# Filter Methods

In [1]:
from typing import Sequence, Union, Optional

import numpy as np
import pandas as pd

# For auto-formatting of code
%load_ext lab_black

## Constant Features

* These are features that have just one unique value/label for all the observations of the dataset. 
* These features provide no valuable information. i.e they have no predictive power.
* Constant feature identification and removal is a simple first step toward feature selection and more easily interpretable machine learning models.

<br>

* **Numeric:** The variance can bu used to detect constant features. A constant feature has **zero** variance.
* **Categorical:** The unique labels can be used to detect constant features.
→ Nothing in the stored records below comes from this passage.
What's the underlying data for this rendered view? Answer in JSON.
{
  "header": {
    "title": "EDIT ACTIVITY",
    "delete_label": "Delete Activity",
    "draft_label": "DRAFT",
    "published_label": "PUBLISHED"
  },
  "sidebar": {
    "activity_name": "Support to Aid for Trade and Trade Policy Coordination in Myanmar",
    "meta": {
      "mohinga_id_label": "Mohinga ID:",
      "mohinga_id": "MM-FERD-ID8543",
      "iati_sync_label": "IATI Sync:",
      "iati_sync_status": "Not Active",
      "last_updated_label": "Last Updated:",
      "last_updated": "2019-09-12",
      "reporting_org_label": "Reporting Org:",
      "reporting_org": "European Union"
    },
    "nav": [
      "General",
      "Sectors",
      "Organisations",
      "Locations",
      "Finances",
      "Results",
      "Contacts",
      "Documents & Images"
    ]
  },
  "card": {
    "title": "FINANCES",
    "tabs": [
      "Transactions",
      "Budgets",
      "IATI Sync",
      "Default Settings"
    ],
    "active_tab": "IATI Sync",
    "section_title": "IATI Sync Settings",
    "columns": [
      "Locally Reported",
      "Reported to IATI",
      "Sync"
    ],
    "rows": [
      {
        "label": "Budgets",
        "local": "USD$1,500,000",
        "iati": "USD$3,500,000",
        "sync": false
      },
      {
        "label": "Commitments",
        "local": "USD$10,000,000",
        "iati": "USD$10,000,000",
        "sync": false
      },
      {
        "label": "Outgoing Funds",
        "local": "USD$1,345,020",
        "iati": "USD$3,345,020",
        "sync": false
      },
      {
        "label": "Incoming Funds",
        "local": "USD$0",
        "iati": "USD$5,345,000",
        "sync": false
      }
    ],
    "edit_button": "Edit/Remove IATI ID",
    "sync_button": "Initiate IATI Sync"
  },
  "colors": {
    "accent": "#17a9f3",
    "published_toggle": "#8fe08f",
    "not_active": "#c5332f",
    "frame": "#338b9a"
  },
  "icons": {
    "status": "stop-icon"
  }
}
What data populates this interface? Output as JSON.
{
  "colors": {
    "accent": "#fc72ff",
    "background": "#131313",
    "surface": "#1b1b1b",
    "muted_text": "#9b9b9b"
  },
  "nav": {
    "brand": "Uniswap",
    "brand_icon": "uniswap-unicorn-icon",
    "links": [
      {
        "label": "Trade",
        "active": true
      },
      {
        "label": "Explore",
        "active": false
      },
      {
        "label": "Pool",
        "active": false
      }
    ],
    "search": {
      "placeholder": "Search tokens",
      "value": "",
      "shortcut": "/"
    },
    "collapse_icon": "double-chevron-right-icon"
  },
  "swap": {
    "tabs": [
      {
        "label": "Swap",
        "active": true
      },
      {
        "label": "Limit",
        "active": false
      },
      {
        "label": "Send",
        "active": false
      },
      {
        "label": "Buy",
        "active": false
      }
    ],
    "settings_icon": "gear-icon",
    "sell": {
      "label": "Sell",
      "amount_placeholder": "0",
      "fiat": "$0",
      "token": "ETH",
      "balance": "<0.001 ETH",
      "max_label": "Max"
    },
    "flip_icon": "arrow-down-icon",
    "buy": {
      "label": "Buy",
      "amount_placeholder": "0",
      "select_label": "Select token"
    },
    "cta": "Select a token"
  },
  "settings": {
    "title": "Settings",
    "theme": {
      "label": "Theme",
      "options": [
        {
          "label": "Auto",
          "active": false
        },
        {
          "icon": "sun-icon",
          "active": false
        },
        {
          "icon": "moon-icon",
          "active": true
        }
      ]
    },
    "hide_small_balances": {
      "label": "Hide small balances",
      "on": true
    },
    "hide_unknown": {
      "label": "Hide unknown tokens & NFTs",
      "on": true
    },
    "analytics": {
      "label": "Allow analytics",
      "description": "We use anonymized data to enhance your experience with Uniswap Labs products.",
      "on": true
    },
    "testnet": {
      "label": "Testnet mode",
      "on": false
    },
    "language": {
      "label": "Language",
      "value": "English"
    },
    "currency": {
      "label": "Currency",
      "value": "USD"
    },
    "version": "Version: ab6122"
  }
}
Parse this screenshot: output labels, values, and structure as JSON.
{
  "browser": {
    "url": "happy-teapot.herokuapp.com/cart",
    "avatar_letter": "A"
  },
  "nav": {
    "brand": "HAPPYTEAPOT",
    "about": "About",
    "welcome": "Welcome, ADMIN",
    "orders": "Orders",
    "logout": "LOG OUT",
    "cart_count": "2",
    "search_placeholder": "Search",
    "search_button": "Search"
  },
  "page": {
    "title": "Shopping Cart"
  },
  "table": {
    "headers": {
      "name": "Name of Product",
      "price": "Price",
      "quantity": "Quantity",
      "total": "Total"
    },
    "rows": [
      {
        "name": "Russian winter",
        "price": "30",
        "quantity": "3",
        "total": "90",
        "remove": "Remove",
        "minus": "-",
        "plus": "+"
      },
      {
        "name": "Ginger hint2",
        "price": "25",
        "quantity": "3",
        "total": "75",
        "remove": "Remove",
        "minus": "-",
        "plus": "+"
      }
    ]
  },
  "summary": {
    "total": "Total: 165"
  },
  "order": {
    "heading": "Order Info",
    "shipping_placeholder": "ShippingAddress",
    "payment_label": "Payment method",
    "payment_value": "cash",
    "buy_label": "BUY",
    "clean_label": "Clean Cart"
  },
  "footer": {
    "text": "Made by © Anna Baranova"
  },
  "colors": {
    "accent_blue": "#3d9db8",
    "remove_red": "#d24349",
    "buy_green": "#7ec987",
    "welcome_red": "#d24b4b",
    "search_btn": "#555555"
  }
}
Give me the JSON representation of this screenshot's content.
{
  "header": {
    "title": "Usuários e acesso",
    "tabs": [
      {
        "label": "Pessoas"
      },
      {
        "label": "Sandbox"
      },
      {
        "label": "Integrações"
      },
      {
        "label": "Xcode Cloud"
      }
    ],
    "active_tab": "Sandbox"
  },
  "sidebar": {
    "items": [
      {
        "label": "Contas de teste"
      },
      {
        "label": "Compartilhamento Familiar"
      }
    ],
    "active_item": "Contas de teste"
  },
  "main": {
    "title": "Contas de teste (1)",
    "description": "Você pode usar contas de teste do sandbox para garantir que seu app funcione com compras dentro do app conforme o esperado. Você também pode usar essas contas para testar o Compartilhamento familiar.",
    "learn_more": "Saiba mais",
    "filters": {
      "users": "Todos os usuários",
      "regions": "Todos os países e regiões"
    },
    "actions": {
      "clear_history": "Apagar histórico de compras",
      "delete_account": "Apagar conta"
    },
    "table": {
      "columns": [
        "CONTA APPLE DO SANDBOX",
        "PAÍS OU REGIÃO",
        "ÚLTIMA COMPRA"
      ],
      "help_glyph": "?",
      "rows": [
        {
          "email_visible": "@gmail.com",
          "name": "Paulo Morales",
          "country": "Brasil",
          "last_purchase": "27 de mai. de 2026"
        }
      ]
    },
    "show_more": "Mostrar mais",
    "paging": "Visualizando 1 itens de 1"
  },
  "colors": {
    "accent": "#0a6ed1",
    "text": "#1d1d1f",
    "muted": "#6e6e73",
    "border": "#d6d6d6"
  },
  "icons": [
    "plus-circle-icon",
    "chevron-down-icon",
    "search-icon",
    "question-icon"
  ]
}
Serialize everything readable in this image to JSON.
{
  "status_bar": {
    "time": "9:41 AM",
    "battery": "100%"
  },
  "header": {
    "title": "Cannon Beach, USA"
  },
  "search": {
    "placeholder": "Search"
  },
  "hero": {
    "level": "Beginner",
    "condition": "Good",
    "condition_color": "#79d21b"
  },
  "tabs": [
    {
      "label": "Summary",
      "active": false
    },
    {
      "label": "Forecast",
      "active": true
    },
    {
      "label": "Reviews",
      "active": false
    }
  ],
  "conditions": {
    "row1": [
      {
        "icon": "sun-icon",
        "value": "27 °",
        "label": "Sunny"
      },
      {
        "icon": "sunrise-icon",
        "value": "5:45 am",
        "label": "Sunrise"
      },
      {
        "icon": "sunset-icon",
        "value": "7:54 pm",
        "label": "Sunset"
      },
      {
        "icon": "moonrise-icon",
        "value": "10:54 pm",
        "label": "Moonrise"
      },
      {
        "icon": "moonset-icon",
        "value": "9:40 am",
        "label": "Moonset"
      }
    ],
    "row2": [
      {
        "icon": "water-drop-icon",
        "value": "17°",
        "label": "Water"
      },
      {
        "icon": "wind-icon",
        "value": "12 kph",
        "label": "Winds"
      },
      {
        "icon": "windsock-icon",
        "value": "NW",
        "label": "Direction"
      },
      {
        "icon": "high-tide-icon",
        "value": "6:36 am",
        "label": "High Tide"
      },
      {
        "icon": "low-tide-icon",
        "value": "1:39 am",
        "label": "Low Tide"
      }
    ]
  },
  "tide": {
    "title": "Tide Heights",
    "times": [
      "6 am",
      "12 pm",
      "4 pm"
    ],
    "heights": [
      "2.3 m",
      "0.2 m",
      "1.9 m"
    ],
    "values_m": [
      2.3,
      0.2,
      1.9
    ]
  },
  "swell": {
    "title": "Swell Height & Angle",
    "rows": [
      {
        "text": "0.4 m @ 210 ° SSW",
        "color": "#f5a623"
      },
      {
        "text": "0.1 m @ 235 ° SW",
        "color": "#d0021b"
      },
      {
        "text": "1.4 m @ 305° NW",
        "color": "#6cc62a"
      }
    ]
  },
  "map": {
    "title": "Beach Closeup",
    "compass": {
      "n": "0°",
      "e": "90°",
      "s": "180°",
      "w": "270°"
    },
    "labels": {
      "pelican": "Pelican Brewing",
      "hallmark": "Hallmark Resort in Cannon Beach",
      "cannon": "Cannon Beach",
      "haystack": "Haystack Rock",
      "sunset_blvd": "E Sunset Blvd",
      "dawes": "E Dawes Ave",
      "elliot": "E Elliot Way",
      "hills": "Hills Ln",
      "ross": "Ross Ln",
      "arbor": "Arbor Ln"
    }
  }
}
If the number of unique labels is **zero**, then it's a unique constant.

In [35]:
lst = ["A", "A", "A", "A", "A", "A", "A", "A", "A", "A"]
size = 100

data = {
    "a1": lst * size,
    "a2": np.zeros(shape=(size * 10)),
    "a3": np.random.randint(1, 10, size=size * 10),
}

df = pd.DataFrame(data)
df.iloc[[7, 28, 85], 0] = ["B", "B", "B"]
df.head()

Unnamed: 0,a1,a2,a3
0,A,0.0,9
1,A,0.0,8
2,A,0.0,6
3,A,0.0,6
4,A,0.0,2


In [36]:
constant_vars = [feat for feat in df.columns if df[feat].nunique() == 1]

constant_vars

['a2']

## Quasi-constant

* Quasi-constant features are those that have the same value for the vast majority of the observations in the dataset. 
* In general, these characteristics provide little, if any, information that a machine learning model can use to predict a target.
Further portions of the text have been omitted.